The site is licensed under a Creative Commons BY-NC-SA license. Note however many of the images presented here may be licensed under different copyright arrangements – caveat utilitor.
The site is produced at the Codex 99 World Headquarters in Cincinnati, Ohio at a desk designed in New York and a chair designed in Santa Monica, California – both of which were manufactured in Zeeland, Michigan.
The site is written entirely by hand (i.e. artisanally crafted) on a computer designed in California and assembled in Shanghai, China using software written in Mountain View, California (and probably Bangalore, India), Boston, Massachusetts, Bedford, Massachusetts, Wörth am Rhein, Germany and Portland, Oregon.

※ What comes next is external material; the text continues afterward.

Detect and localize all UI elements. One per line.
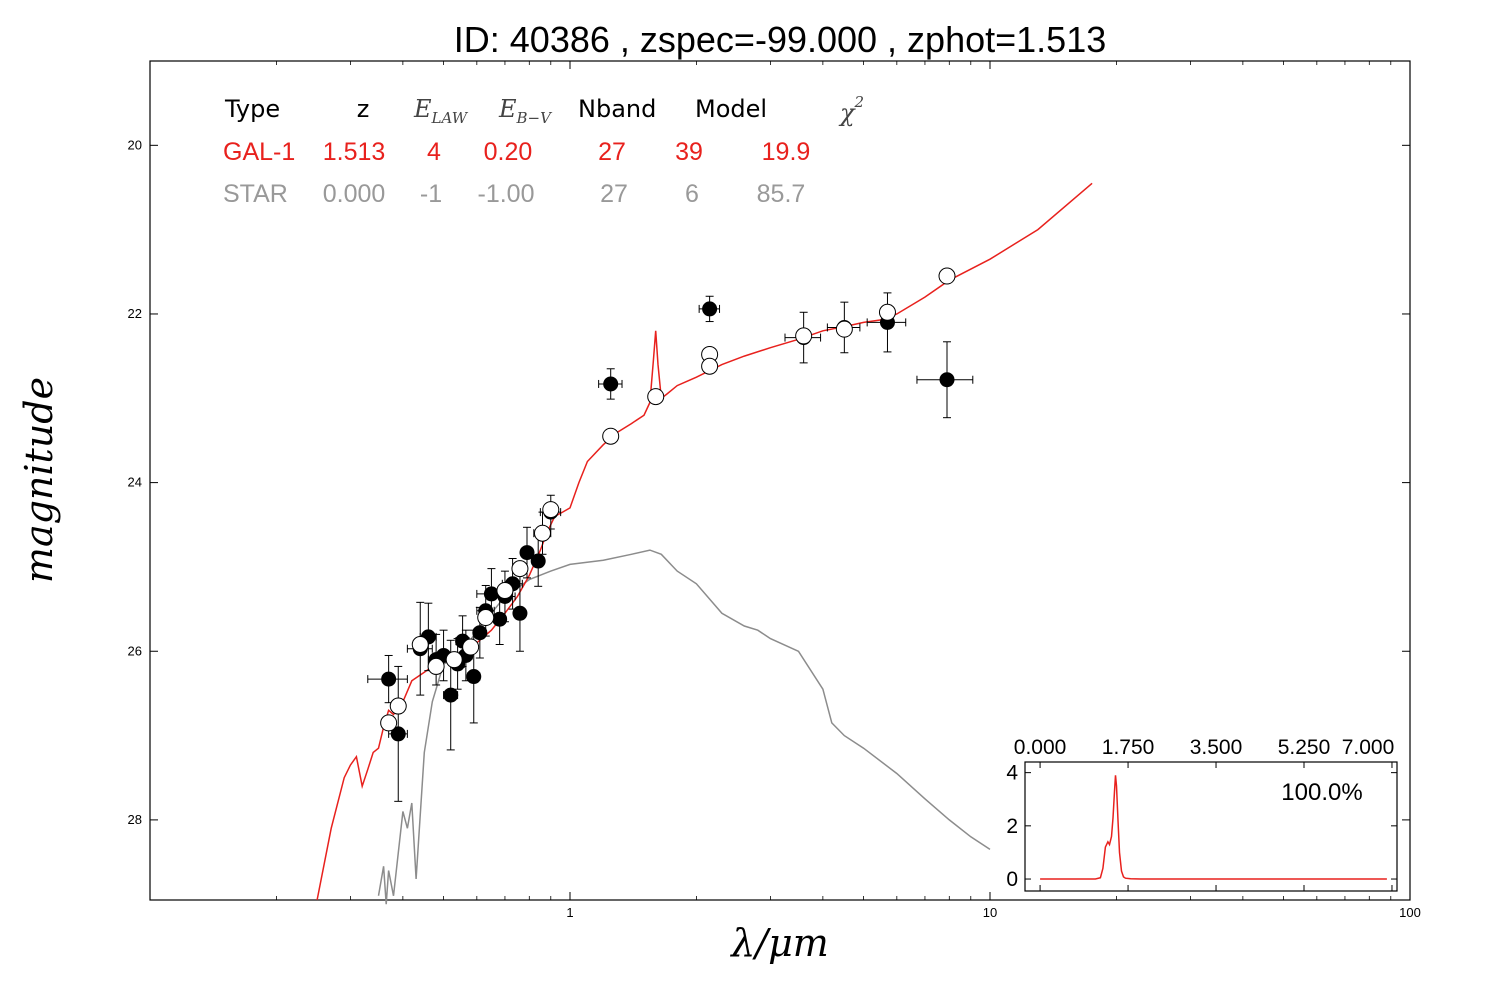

The site uses typefaces designed in New York City which are served from god- knows-where by an international bot-net-like thing.
The site is hosted on servers in Columbus, Ohio.
Finally, if you manage to do anything interesting with any of the stuff here I’d love to hear about it.
1. Noel Coward (who credits a more ribald version of the story to John Barrymore) once complained that “reading footnotes is like having to go downstairs and answer the door bell while you are upstairs making love.” Your humble narrator obviously disagrees with this, preferring instead to think of the footnote as going downstairs while making love only to find that hot Asian girl you barely know wants to not only join in but show you this interesting thing she learned while living in Bangkok.
For more see: Grafton, Anthony. The Footnote: A Curious History. Cambridge, Massachusetts: Harvard University Press, 1999 (WorldCat) or Zerby, Chuck. The Devil’s Details: A History of Footnotes. New York: Touchstone, 2003 (WorldCat).